Every employer wants a motivated workforce. Motivation means loyalty, reduced staff turnover, higher productivity, better morale, enhanced customer services … the list goes on. Actually achieving a motivated workforce is another matter. Part of the problem is that you can’t switch motivation on like a light, but there are 1001 ways for motivation to be chipped away until it reaches lows you find difficult to reverse.
And what is the number one cause of staff feeling demotivated? It’s feeling like their efforts are going unrecognised – or worse, that someone else is picking up kudos for their hard work and ideas.
This is the real value of a reward chart. It’s not only a stamp of recognition that their efforts have been noted; it’s also a good way of ensuring other colleagues or managers don’t secretively try to take credit – if they do, they’ll be found out.
So how does this help morale? First and foremost, it creates an open atmosphere in the office. There’s no point trying to undermine people because your claims can easily be challenged. Second, people like to think (rightly or wrongly) that the hard work they put in will be remembered when there’s a round of promotions, salary increases or, however unfortunate they may be, redundancies or relocations.
Setting up a reward scheme
Initiating an office reward scheme is pretty simple, but each case will be different, and will depend on the make-up of the office. The biggest challenge is to ensure it’s open, transparent and fair. As soon as there’s a suspicion of cronyism, people will switch off. If the guy who’s friends with his boss outside of work keeps winning rewards for distinctly average work, the rest of the office will tut, roll their eyes and treat the whole thing as a charade.
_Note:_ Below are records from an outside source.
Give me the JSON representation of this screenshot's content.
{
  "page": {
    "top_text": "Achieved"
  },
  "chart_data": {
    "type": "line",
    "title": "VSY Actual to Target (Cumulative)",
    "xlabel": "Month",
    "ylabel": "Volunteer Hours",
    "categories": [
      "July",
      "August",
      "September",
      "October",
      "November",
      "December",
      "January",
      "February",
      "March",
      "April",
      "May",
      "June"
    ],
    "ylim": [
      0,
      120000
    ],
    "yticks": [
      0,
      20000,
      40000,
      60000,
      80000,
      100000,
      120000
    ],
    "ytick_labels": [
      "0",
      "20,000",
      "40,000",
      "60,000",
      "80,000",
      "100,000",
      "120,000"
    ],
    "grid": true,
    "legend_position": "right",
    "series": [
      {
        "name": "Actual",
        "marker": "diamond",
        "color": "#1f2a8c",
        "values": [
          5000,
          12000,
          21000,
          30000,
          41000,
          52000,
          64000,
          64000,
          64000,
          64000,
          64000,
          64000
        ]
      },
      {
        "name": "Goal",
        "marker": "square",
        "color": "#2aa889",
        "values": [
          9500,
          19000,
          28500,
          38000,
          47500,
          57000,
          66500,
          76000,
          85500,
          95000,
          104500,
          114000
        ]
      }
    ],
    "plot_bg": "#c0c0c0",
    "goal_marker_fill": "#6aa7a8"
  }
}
Transparency can be achieved through having measured and reasoned declarations of why points were rewarded. If it’s sales, new client wins or such like, it’s relatively straightforward. Less obvious things can be harder to reward, but it’s always worth making the effort.
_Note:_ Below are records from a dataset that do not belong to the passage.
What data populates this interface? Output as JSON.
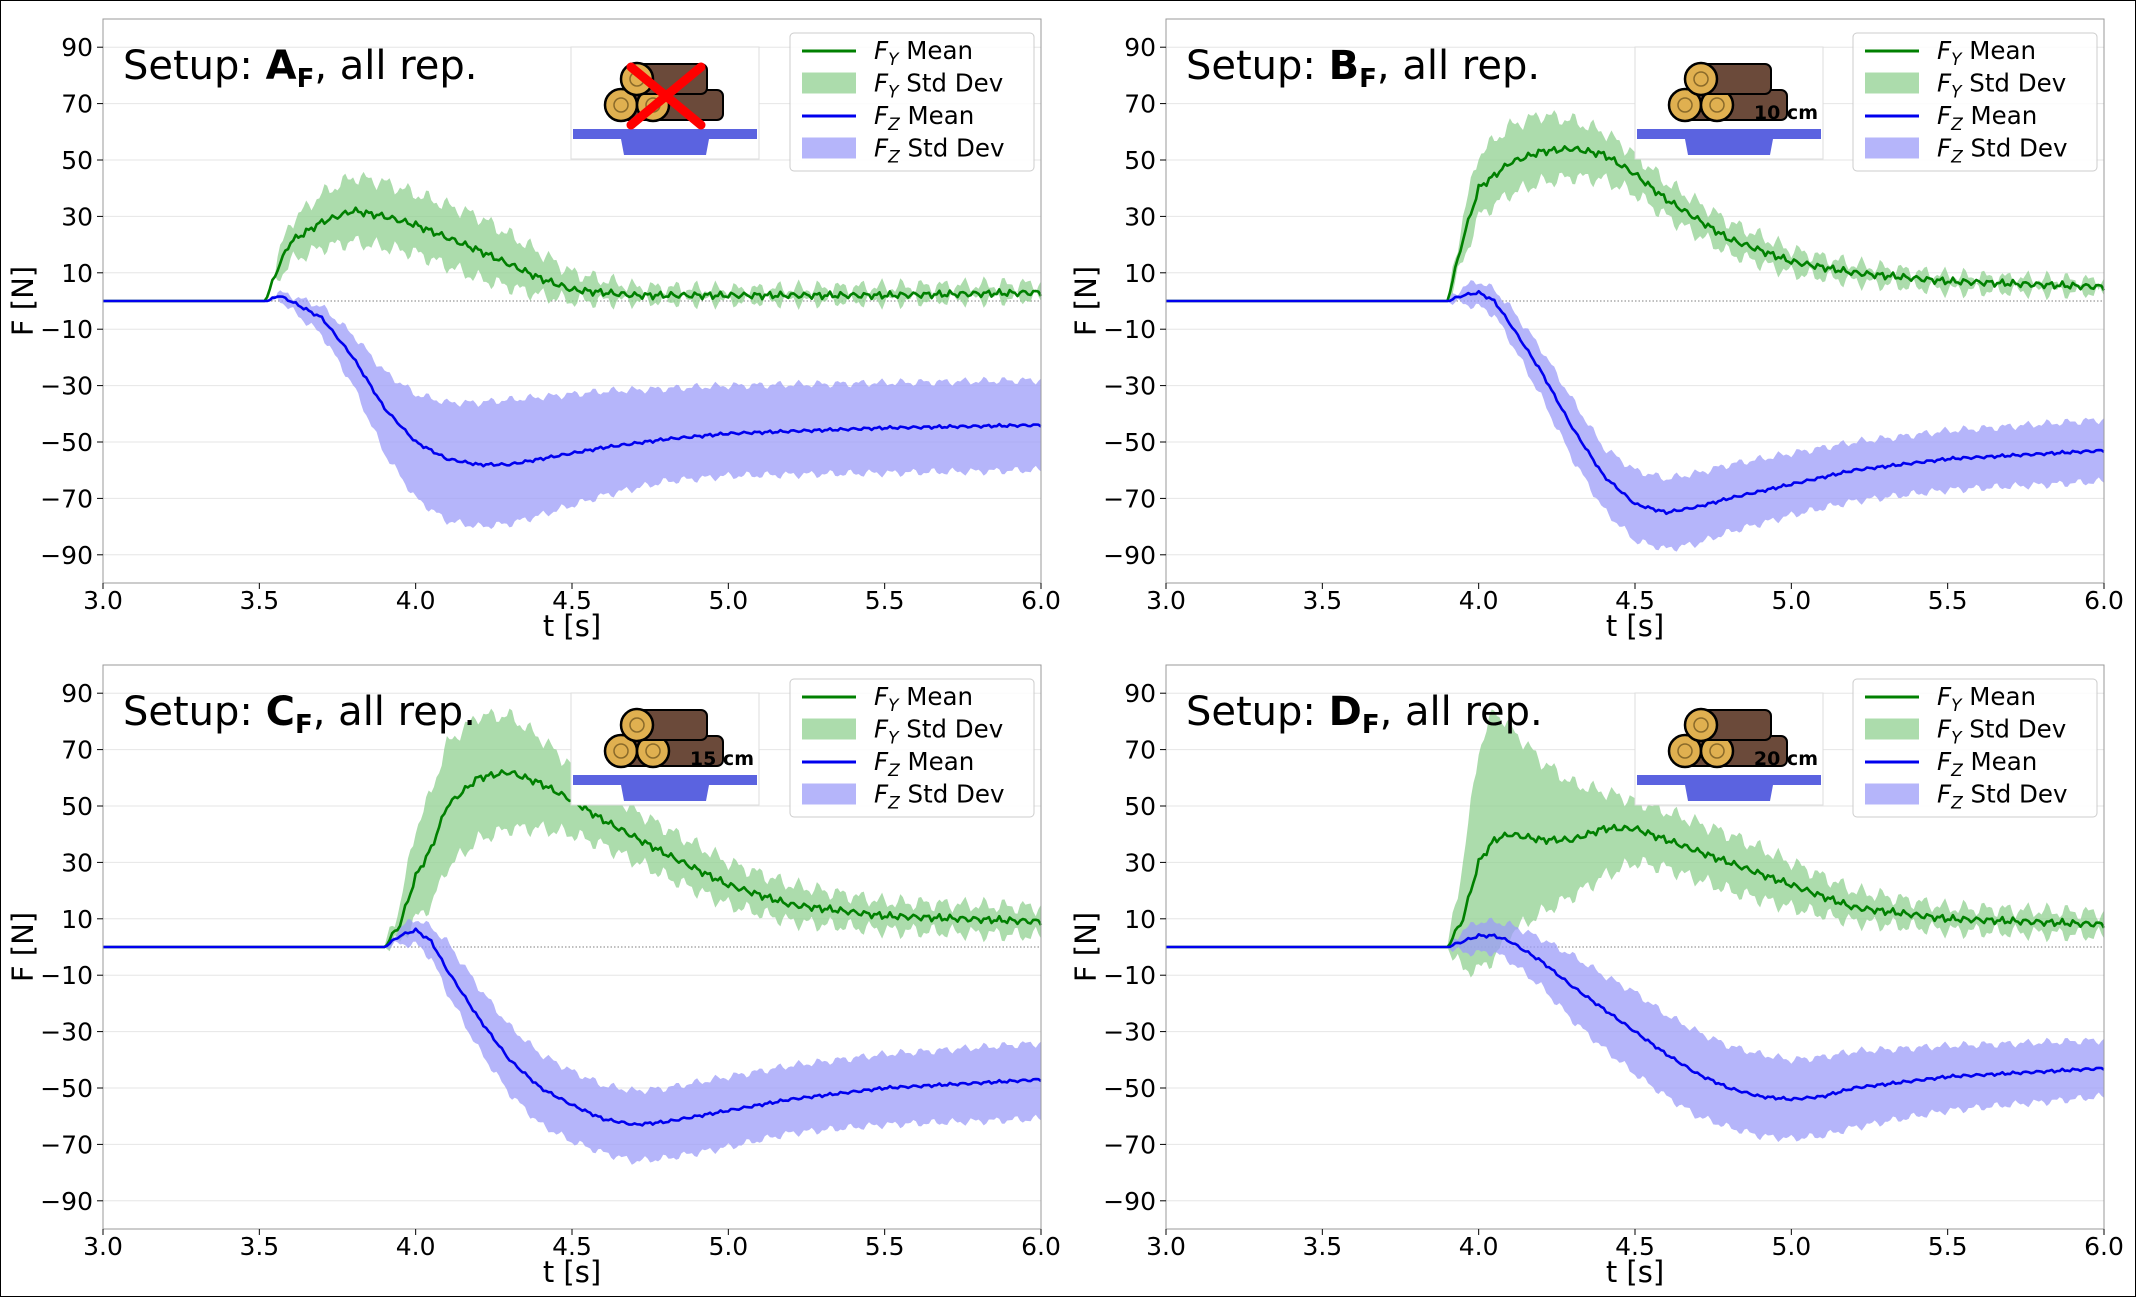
{
  "legend_labels": {
    "fy_mean": [
      "F",
      "Y",
      " Mean"
    ],
    "fy_std": [
      "F",
      "Y",
      " Std Dev"
    ],
    "fz_mean": [
      "F",
      "Z",
      " Mean"
    ],
    "fz_std": [
      "F",
      "Z",
      " Std Dev"
    ]
  },
  "colors": {
    "fy_line": "#008000",
    "fy_band": "#90d090",
    "fz_line": "#0000ee",
    "fz_band": "#9c9cf8",
    "sensor": "#5b63e0",
    "log_dark": "#6b4a3a",
    "log_end": "#e0b050",
    "cross": "#ff0000"
  },
  "chart_data": [
    {
      "type": "line",
      "title": {
        "prefix": "Setup: ",
        "letter": "A",
        "sub": "F",
        "suffix": ", all rep."
      },
      "xlabel": "t [s]",
      "ylabel": "F [N]",
      "xlim": [
        3.0,
        6.0
      ],
      "ylim": [
        -100,
        100
      ],
      "xticks": [
        "3.0",
        "3.5",
        "4.0",
        "4.5",
        "5.0",
        "5.5",
        "6.0"
      ],
      "yticks": [
        "90",
        "70",
        "50",
        "30",
        "10",
        "−10",
        "−30",
        "−50",
        "−70",
        "−90"
      ],
      "grid": "horizontal",
      "legend_position": "top-right",
      "thumbnail": {
        "label": "",
        "crossed": true
      },
      "series": [
        {
          "name": "F_Y Mean",
          "x": [
            3.0,
            3.52,
            3.56,
            3.6,
            3.7,
            3.8,
            3.9,
            4.0,
            4.2,
            4.4,
            4.5,
            4.7,
            5.0,
            5.5,
            6.0
          ],
          "y": [
            0,
            0,
            12,
            21,
            28,
            32,
            30,
            27,
            18,
            8,
            4,
            2,
            2,
            2,
            3
          ]
        },
        {
          "name": "F_Y Std Dev",
          "x": [
            3.0,
            3.52,
            3.56,
            3.6,
            3.7,
            3.8,
            3.9,
            4.0,
            4.2,
            4.4,
            4.5,
            4.7,
            5.0,
            5.5,
            6.0
          ],
          "upper": [
            0,
            0,
            16,
            28,
            38,
            44,
            42,
            38,
            30,
            17,
            10,
            5,
            4,
            5,
            6
          ],
          "lower": [
            0,
            0,
            8,
            14,
            19,
            21,
            19,
            17,
            8,
            2,
            0,
            0,
            0,
            0,
            1
          ]
        },
        {
          "name": "F_Z Mean",
          "x": [
            3.0,
            3.53,
            3.56,
            3.6,
            3.7,
            3.8,
            3.9,
            4.0,
            4.1,
            4.2,
            4.3,
            4.4,
            4.6,
            4.8,
            5.0,
            5.5,
            6.0
          ],
          "y": [
            0,
            0,
            2,
            0,
            -6,
            -20,
            -38,
            -50,
            -56,
            -58,
            -58,
            -56,
            -52,
            -49,
            -47,
            -45,
            -44
          ]
        },
        {
          "name": "F_Z Std Dev",
          "x": [
            3.0,
            3.53,
            3.56,
            3.6,
            3.7,
            3.8,
            3.9,
            4.0,
            4.1,
            4.2,
            4.3,
            4.4,
            4.6,
            4.8,
            5.0,
            5.5,
            6.0
          ],
          "upper": [
            0,
            0,
            3,
            2,
            -2,
            -12,
            -25,
            -33,
            -36,
            -36,
            -35,
            -34,
            -32,
            -31,
            -30,
            -29,
            -28
          ],
          "lower": [
            0,
            0,
            1,
            -3,
            -12,
            -30,
            -54,
            -70,
            -78,
            -80,
            -79,
            -76,
            -69,
            -64,
            -62,
            -61,
            -60
          ]
        }
      ]
    },
    {
      "type": "line",
      "title": {
        "prefix": "Setup: ",
        "letter": "B",
        "sub": "F",
        "suffix": ", all rep."
      },
      "xlabel": "t [s]",
      "ylabel": "F [N]",
      "xlim": [
        3.0,
        6.0
      ],
      "ylim": [
        -100,
        100
      ],
      "xticks": [
        "3.0",
        "3.5",
        "4.0",
        "4.5",
        "5.0",
        "5.5",
        "6.0"
      ],
      "yticks": [
        "90",
        "70",
        "50",
        "30",
        "10",
        "−10",
        "−30",
        "−50",
        "−70",
        "−90"
      ],
      "grid": "horizontal",
      "legend_position": "top-right",
      "thumbnail": {
        "label": "10 cm",
        "crossed": false
      },
      "series": [
        {
          "name": "F_Y Mean",
          "x": [
            3.0,
            3.9,
            3.95,
            4.0,
            4.1,
            4.2,
            4.3,
            4.4,
            4.5,
            4.6,
            4.8,
            5.0,
            5.2,
            5.5,
            6.0
          ],
          "y": [
            0,
            0,
            22,
            40,
            49,
            53,
            54,
            52,
            45,
            36,
            22,
            14,
            10,
            7,
            5
          ]
        },
        {
          "name": "F_Y Std Dev",
          "x": [
            3.0,
            3.9,
            3.95,
            4.0,
            4.1,
            4.2,
            4.3,
            4.4,
            4.5,
            4.6,
            4.8,
            5.0,
            5.2,
            5.5,
            6.0
          ],
          "upper": [
            0,
            0,
            30,
            52,
            62,
            66,
            64,
            60,
            52,
            42,
            28,
            18,
            13,
            9,
            7
          ],
          "lower": [
            0,
            0,
            14,
            30,
            38,
            42,
            44,
            43,
            38,
            30,
            17,
            10,
            7,
            4,
            3
          ]
        },
        {
          "name": "F_Z Mean",
          "x": [
            3.0,
            3.9,
            3.95,
            4.0,
            4.05,
            4.1,
            4.2,
            4.3,
            4.4,
            4.5,
            4.6,
            4.7,
            4.8,
            5.0,
            5.2,
            5.5,
            6.0
          ],
          "y": [
            0,
            0,
            2,
            3,
            0,
            -8,
            -25,
            -45,
            -62,
            -72,
            -75,
            -73,
            -70,
            -65,
            -60,
            -56,
            -53
          ]
        },
        {
          "name": "F_Z Std Dev",
          "x": [
            3.0,
            3.9,
            3.95,
            4.0,
            4.05,
            4.1,
            4.2,
            4.3,
            4.4,
            4.5,
            4.6,
            4.7,
            4.8,
            5.0,
            5.2,
            5.5,
            6.0
          ],
          "upper": [
            0,
            0,
            5,
            7,
            4,
            -2,
            -17,
            -35,
            -52,
            -60,
            -63,
            -61,
            -58,
            -54,
            -50,
            -46,
            -42
          ],
          "lower": [
            0,
            0,
            -1,
            -2,
            -5,
            -14,
            -34,
            -56,
            -74,
            -85,
            -88,
            -86,
            -82,
            -76,
            -71,
            -67,
            -64
          ]
        }
      ]
    },
    {
      "type": "line",
      "title": {
        "prefix": "Setup: ",
        "letter": "C",
        "sub": "F",
        "suffix": ", all rep."
      },
      "xlabel": "t [s]",
      "ylabel": "F [N]",
      "xlim": [
        3.0,
        6.0
      ],
      "ylim": [
        -100,
        100
      ],
      "xticks": [
        "3.0",
        "3.5",
        "4.0",
        "4.5",
        "5.0",
        "5.5",
        "6.0"
      ],
      "yticks": [
        "90",
        "70",
        "50",
        "30",
        "10",
        "−10",
        "−30",
        "−50",
        "−70",
        "−90"
      ],
      "grid": "horizontal",
      "legend_position": "top-right",
      "thumbnail": {
        "label": "15 cm",
        "crossed": false
      },
      "series": [
        {
          "name": "F_Y Mean",
          "x": [
            3.0,
            3.9,
            3.95,
            4.0,
            4.05,
            4.1,
            4.2,
            4.3,
            4.4,
            4.5,
            4.6,
            4.8,
            5.0,
            5.2,
            5.5,
            6.0
          ],
          "y": [
            0,
            0,
            8,
            25,
            35,
            50,
            60,
            62,
            58,
            52,
            45,
            33,
            22,
            15,
            11,
            9
          ]
        },
        {
          "name": "F_Y Std Dev",
          "x": [
            3.0,
            3.9,
            3.95,
            4.0,
            4.05,
            4.1,
            4.2,
            4.3,
            4.4,
            4.5,
            4.6,
            4.8,
            5.0,
            5.2,
            5.5,
            6.0
          ],
          "upper": [
            0,
            0,
            15,
            42,
            55,
            72,
            82,
            82,
            74,
            64,
            55,
            42,
            30,
            22,
            16,
            14
          ],
          "lower": [
            0,
            0,
            2,
            10,
            15,
            28,
            38,
            42,
            42,
            40,
            36,
            25,
            15,
            9,
            6,
            4
          ]
        },
        {
          "name": "F_Z Mean",
          "x": [
            3.0,
            3.9,
            3.95,
            4.0,
            4.05,
            4.1,
            4.2,
            4.3,
            4.4,
            4.5,
            4.6,
            4.7,
            4.8,
            5.0,
            5.2,
            5.5,
            6.0
          ],
          "y": [
            0,
            0,
            4,
            6,
            2,
            -8,
            -25,
            -40,
            -50,
            -56,
            -61,
            -63,
            -62,
            -58,
            -54,
            -50,
            -47
          ]
        },
        {
          "name": "F_Z Std Dev",
          "x": [
            3.0,
            3.9,
            3.95,
            4.0,
            4.05,
            4.1,
            4.2,
            4.3,
            4.4,
            4.5,
            4.6,
            4.7,
            4.8,
            5.0,
            5.2,
            5.5,
            6.0
          ],
          "upper": [
            0,
            0,
            7,
            10,
            7,
            2,
            -14,
            -28,
            -38,
            -44,
            -49,
            -51,
            -50,
            -46,
            -42,
            -38,
            -34
          ],
          "lower": [
            0,
            0,
            1,
            1,
            -4,
            -16,
            -36,
            -52,
            -63,
            -69,
            -73,
            -76,
            -75,
            -71,
            -66,
            -63,
            -61
          ]
        }
      ]
    },
    {
      "type": "line",
      "title": {
        "prefix": "Setup: ",
        "letter": "D",
        "sub": "F",
        "suffix": ", all rep."
      },
      "xlabel": "t [s]",
      "ylabel": "F [N]",
      "xlim": [
        3.0,
        6.0
      ],
      "ylim": [
        -100,
        100
      ],
      "xticks": [
        "3.0",
        "3.5",
        "4.0",
        "4.5",
        "5.0",
        "5.5",
        "6.0"
      ],
      "yticks": [
        "90",
        "70",
        "50",
        "30",
        "10",
        "−10",
        "−30",
        "−50",
        "−70",
        "−90"
      ],
      "grid": "horizontal",
      "legend_position": "top-right",
      "thumbnail": {
        "label": "20 cm",
        "crossed": false
      },
      "series": [
        {
          "name": "F_Y Mean",
          "x": [
            3.0,
            3.9,
            3.95,
            4.0,
            4.05,
            4.1,
            4.2,
            4.3,
            4.4,
            4.5,
            4.6,
            4.7,
            4.8,
            5.0,
            5.2,
            5.5,
            6.0
          ],
          "y": [
            0,
            0,
            10,
            30,
            38,
            40,
            38,
            38,
            42,
            42,
            38,
            34,
            30,
            22,
            14,
            10,
            8
          ]
        },
        {
          "name": "F_Y Std Dev",
          "x": [
            3.0,
            3.9,
            3.95,
            4.0,
            4.05,
            4.1,
            4.2,
            4.3,
            4.4,
            4.5,
            4.6,
            4.7,
            4.8,
            5.0,
            5.2,
            5.5,
            6.0
          ],
          "upper": [
            0,
            0,
            30,
            70,
            84,
            78,
            66,
            58,
            55,
            52,
            48,
            44,
            40,
            30,
            20,
            14,
            12
          ],
          "lower": [
            0,
            0,
            -8,
            -8,
            -4,
            5,
            12,
            18,
            25,
            30,
            28,
            24,
            20,
            14,
            9,
            6,
            4
          ]
        },
        {
          "name": "F_Z Mean",
          "x": [
            3.0,
            3.9,
            3.95,
            4.0,
            4.05,
            4.1,
            4.2,
            4.3,
            4.4,
            4.5,
            4.6,
            4.7,
            4.8,
            4.9,
            5.0,
            5.1,
            5.2,
            5.5,
            6.0
          ],
          "y": [
            0,
            0,
            2,
            4,
            4,
            2,
            -5,
            -14,
            -22,
            -30,
            -38,
            -45,
            -50,
            -53,
            -54,
            -53,
            -50,
            -46,
            -43
          ]
        },
        {
          "name": "F_Z Std Dev",
          "x": [
            3.0,
            3.9,
            3.95,
            4.0,
            4.05,
            4.1,
            4.2,
            4.3,
            4.4,
            4.5,
            4.6,
            4.7,
            4.8,
            4.9,
            5.0,
            5.1,
            5.2,
            5.5,
            6.0
          ],
          "upper": [
            0,
            0,
            6,
            9,
            9,
            8,
            3,
            -3,
            -10,
            -16,
            -24,
            -30,
            -35,
            -38,
            -40,
            -39,
            -37,
            -35,
            -33
          ],
          "lower": [
            0,
            0,
            -2,
            -2,
            -2,
            -5,
            -14,
            -26,
            -36,
            -45,
            -53,
            -60,
            -64,
            -67,
            -68,
            -67,
            -64,
            -58,
            -53
          ]
        }
      ]
    }
  ]
}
Who decides who gets rewards is also important. Depending on the structure of the company, it can be owners, middle management or team leaders, for example. However, some successful rewards schemes have been set up where colleagues vote for each other, anonymously. That way, a softer set of skills can be rewarded than hard stats, which is often a welcome thing. Also, it gives those middle managers a chance to be rewarded for good … well … middle-management!
Tokens make rewards visible
A great way of arranging a rewards scheme is to use tokens, which are awarded to individuals or departments that have earned them. Because they are unique, they can’t be manipulated, as would be the case for a simple sheet of paper or a computer app, and they provide a visible record of who’s performing well and who needs to catch up if they want treats. Whether you take it deadly seriously or as a bit of fun is up to you, but there’s no debate about whether it works or not – just ask companies who implement rewards schemes.